The demo deliberately shows three different service shapes side-by-side (classic layered, compact single-project, DDD with domain layer), which is genuinely useful for teams arguing about project structure. Central Package Management and shared Directory.Build.props mean dependency versions stay consistent across dozens of projects without manual coordination. The CAP outbox pattern is wired in correctly — events go through the DB transaction, not a fire-and-forget publish, which is the right call for distributed consistency. Architecture Decision Records are present and reference real trade-offs (ADR-003 explicitly rejects distributed transaction coordinators), which is rarer than it should be in framework repos.

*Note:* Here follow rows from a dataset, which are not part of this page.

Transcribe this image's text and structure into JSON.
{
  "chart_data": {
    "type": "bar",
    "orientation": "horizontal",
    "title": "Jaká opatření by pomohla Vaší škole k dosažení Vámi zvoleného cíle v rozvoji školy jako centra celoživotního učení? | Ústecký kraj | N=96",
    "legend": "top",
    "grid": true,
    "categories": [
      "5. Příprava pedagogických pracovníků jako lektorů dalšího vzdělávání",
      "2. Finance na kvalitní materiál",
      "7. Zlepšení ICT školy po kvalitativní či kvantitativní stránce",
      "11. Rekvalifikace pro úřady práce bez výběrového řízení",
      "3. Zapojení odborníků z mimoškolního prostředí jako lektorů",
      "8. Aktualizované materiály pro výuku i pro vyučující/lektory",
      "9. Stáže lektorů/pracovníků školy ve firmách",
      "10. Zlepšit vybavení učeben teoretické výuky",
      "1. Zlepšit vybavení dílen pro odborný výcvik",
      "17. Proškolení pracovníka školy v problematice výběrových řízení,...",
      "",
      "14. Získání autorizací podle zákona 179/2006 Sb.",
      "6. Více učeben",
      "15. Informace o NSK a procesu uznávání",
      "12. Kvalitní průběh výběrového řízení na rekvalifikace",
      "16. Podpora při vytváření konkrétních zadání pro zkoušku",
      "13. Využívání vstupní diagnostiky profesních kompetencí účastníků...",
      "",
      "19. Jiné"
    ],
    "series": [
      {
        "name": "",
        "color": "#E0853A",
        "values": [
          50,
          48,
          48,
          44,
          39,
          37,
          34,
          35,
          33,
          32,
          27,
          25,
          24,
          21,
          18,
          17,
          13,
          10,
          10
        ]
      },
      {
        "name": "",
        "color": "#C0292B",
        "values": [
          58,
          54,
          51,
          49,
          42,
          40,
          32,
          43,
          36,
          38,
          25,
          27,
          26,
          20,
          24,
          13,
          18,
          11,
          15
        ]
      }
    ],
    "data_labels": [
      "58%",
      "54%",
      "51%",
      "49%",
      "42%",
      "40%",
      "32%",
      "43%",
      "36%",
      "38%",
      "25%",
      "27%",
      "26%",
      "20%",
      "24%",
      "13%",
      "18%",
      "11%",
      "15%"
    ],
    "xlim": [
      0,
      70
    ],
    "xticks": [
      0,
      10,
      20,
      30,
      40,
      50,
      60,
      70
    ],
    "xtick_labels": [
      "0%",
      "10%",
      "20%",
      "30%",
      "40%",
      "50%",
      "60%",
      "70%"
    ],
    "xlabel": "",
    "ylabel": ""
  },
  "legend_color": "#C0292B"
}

The infrastructure dependency footprint is heavy — Consul, Redis, RabbitMQ, MySQL, and a logging stack are all required before the demo runs at all, which makes local dev painful and the Docker Compose setup a pre-requisite rather than optional. The 'modular monolith first' promise is partially undercut by the fact that the demo is already split into five separately deployed services; there is no single-process modular monolith entry point to start from before breaking things apart. AutoMapper is still present throughout, which is a long-standing complaint in the .NET community for good reasons (hidden runtime failures, reflection overhead, debugging friction). Test coverage is thin — the test directory exists but there is minimal evidence of serious unit or integration test investment for the infrastructure packages themselves.